The user mode program is not accessing the file for which the
outstanding
read is ‘pending’. It needs only consult some of its own internal data
before issuing the response. Further, the app never ‘signals’ the
filter,
except by calling an ioctl. I layed things out that way so as to
eliminate
the chance of missing a UM-generated signal. Only the filter performs a
KeSetEvent() to tell the UM program to come and get some data.
Bill
“Vladimir Chtchetkine” wrote in
message
news:xxxxx@ntfsd…
Bill: first of all, I’m not sure that your model is safe. Because by
returning STATUS_PENDING you simply “move” wait higher in the stack. But
still the calling thread will be blocked while you call your UM
component. Depending on what you do in UM you might be safe but you
might also end up deadlocking because most certainly FileObject for
which you see paging read is locked. If you do the same with paging
writes things are even worst because there are much more locks that
could be held…
Anyway, regarding a “hole” in your ioctl I would suggest to take a look
at the queue of filter requests to make sure that it’s empty when you
see a “lost” ioctl. It could be (I recall having the same problem
myself) that under heavy load you get into condition when you clear the
event while there are still filter request(s) in the queue. As I
remember, event-based KM-UM communication is not that simple as just
queuing the request and then signaling the event. Take a look at who is
setting the event (I presume, driver) and who is clearing it. If it’s UM
who clears it then chances are you’re missing some requests in driver
queue. So, I would suggest to look into this direction…
-----Original Message-----
From: Bill Wilhelm [mailto:xxxxx@endwell.net]
Sent: Wednesday, April 28, 2004 5:42 AM
To: Windows File Systems Devs Interest List
Subject: [ntfsd] private ioctl to filter fails under load
Here’s a reall odd one… My filter has a Ring 3 companion component.
During certain filtered file operations, the filter signals the Ring 3
piece, which fetches some data from the filter via an ioctl and then
provides a reply with a different ioctl call. On receipt of the second
ioctl, the filter signals itself to restart the thread that was waiting
on
the Ring 3 reply.
I heeded the warning about waiting in kernel mode on Ring 3 computation
by
creating a worker thread specifically to handle the case of PAGING_IO
reads
(cannot wait, right?).
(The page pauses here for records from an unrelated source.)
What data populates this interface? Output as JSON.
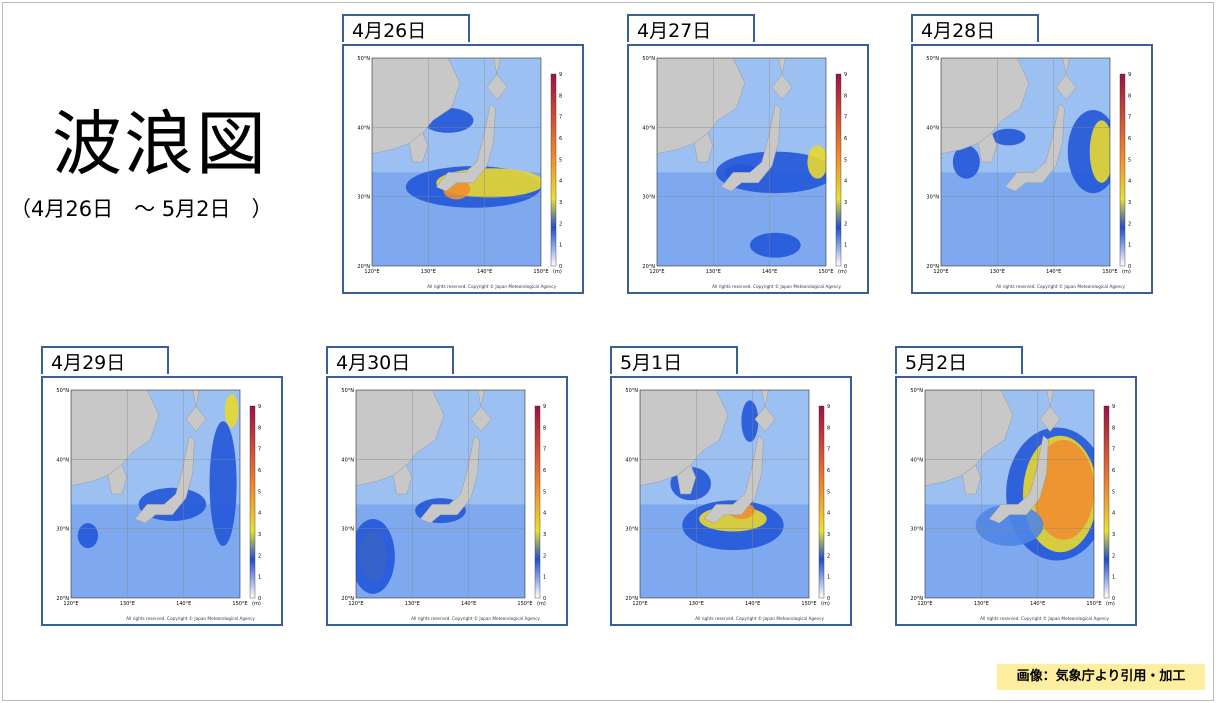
{
  "title": "波浪図",
  "period": "（4月26日　～ 5月2日　）",
  "panels": [
    {
      "label": "4月26日"
    },
    {
      "label": "4月27日"
    },
    {
      "label": "4月28日"
    },
    {
      "label": "4月29日"
    },
    {
      "label": "4月30日"
    },
    {
      "label": "5月1日"
    },
    {
      "label": "5月2日"
    }
  ],
  "map_axis": {
    "lat_labels": [
      "50°N",
      "40°N",
      "30°N",
      "20°N"
    ],
    "lon_labels": [
      "120°E",
      "130°E",
      "140°E",
      "150°E"
    ],
    "scale_ticks": [
      9,
      8,
      7,
      6,
      5,
      4,
      3,
      2,
      1,
      0
    ],
    "unit": "(m)",
    "copyright": "All rights reserved. Copyright © Japan Meteorological Agency"
  },
  "credit": "画像：気象庁より引用・加工"
}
In this case, the Read entry point winds up
returning STATUS_PENDING and the worker thread, when awakened, completes
the
processing and the IRP later.
This works great 99.9% of the time. When the system is under load
(multipled target files being filtered simultaneously) it fails. What
happens is that my worked thread never receives the signal from the
ioctl
and so times out. My logs indicate that the second ioctl was, in fact,
never received yet the Ring 3 companion log showed a successful return
from
the ioctl.
I made a patch to the Ring 3 component to check for a specific DWORD
value
returned by the filter handling the second ioctl. When the error
occurs,
that value is wrong.
So… Ring 3 made the ioctl call and its return code was success, but
the
filter driver never received the ioctl and times out. While the timeout
interval is elapsing, I see NO additional file system I/O of any kind
through the filter and, other than mouse movement, the system is
unresponsive. When the timeout ends, the system returns to normal.
This
always happens when a PAGING_IO read is being processed.
Any ideas where my ioctl is going/hanging up? I’m stymied.